A research paper on Optane performance

I just read Basic Performance Measurements of the Intel Optane DC Persistent Memory Module published by the NVSL at UCSD. It is worth reading. I appreciate the rigor in testing and the separation of the summary (first 10 pages) from the many details. This is too incomplete to be a review of the paper. It is really a collection of my comments.

Comments:

  • When using the device in cached mode where RAM is the cache the cache block size is 4kb. I assume that a cache miss does 16 256-byte reads from the Optane device before returning to the user.
  • The paper doesn't explain the endurance for the device. The word "endurance" doesn't occur in the paper. I read elsewhere that Optane might provide ~60 DWPD. Update - I assume that endurance isn't mentioned because the vendor has yet to disclose that info.
  • The paper states that the Optane DIMM uses a protocol that supports variable response time but doesn't explain how much it varies. How does response time variance in Optane compare to a NAND-flash SSD where the stalls can be bad?
  • The Optane DIMM does 256 byte reads and writes. I wonder if that prevents 4kb page writes from being atomic when this is used for a filesystem assuming copy-on-write isn't done internally, as it might be for Nova.
  • There is wear-leveling. I am not sure whether that has a name yet. I saw one blog post that called it the XTL to match the FTL used by NAND flash. I am also curious about the latency impact from doing lookups on the XTL to determine locations for 256 byte blocks. The XTL is cached in RAM and a 256g device needs ~4g of RAM assuming each 256 byte block uses 4 bytes in the XTL.
  • Nova does much better than XFS and ext4 on Optane. Nova is a research filesystem from NVSL that exploits new features in Optane.
  • They modified RocksDB to make the memtable persistent and avoid the need for a WAL. It will be interesting to learn whether that turns out to be useful.

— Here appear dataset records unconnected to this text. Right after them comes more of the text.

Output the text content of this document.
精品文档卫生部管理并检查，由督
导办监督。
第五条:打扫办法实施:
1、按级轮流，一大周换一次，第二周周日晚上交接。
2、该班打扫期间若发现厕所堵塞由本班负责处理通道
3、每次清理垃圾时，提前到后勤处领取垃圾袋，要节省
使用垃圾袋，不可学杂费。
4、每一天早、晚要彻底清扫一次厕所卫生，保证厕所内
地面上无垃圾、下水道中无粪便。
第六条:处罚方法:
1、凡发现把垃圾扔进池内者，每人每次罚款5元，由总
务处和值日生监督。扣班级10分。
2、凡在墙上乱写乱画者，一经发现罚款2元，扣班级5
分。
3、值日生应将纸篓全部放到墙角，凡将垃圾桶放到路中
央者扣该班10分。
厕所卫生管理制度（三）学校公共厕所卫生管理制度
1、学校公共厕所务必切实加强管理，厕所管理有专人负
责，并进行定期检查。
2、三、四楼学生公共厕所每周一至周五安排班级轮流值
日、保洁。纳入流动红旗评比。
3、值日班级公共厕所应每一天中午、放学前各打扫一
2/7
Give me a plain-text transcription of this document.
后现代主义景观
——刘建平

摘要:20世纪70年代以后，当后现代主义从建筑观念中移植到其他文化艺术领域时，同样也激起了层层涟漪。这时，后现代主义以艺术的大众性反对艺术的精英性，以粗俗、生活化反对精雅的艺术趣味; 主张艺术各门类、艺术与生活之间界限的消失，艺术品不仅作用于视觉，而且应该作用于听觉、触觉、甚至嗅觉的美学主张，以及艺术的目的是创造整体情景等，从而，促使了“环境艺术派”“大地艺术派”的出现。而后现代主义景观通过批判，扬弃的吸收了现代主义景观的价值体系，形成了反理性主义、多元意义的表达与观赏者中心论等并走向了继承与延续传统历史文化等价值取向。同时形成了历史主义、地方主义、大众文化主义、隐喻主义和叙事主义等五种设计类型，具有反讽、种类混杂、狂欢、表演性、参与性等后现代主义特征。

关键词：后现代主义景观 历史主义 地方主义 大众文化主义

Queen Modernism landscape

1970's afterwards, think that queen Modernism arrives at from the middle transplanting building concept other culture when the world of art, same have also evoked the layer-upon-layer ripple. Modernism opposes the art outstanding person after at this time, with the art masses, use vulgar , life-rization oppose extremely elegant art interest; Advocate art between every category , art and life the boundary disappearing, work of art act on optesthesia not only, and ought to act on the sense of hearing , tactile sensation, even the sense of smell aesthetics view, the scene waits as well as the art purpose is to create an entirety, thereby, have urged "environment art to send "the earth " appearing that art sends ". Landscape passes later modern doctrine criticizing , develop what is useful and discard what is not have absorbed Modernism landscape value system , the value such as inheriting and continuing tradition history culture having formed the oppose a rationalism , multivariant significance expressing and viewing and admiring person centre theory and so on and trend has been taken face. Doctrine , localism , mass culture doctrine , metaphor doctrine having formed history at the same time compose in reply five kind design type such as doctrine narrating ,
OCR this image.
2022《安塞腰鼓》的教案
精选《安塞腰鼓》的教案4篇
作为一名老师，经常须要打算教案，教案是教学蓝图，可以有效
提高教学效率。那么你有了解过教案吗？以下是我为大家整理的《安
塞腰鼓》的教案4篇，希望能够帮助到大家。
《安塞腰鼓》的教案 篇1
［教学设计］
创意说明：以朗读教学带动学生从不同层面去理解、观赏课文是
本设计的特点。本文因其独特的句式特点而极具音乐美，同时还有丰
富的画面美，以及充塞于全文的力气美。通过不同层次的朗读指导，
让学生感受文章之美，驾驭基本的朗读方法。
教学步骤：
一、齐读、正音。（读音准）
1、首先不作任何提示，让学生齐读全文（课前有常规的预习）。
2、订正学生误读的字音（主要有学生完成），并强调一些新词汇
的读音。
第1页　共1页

Requests I have for the next Optane performance paper:
  • For mixed and concurrent workloads include response time latencies -- average+variance or a histogram. This paper reports the average latency for single-threaded read-only and write-only. For mixed+concurrent workloads this paper reports average throughput which combines read and write performance. It is hard to determine whether reads or writes degrade more from concurrency and a mixed workload. 
  • For any workload include information about response time variation whether that is variance or a histogram
  • Provide numbers to accompany graphs because some of the graphs are hard to understand without numbers when the lines converge in one part and diverge in another because the range for the y-axis is large. Figure 18 is one example.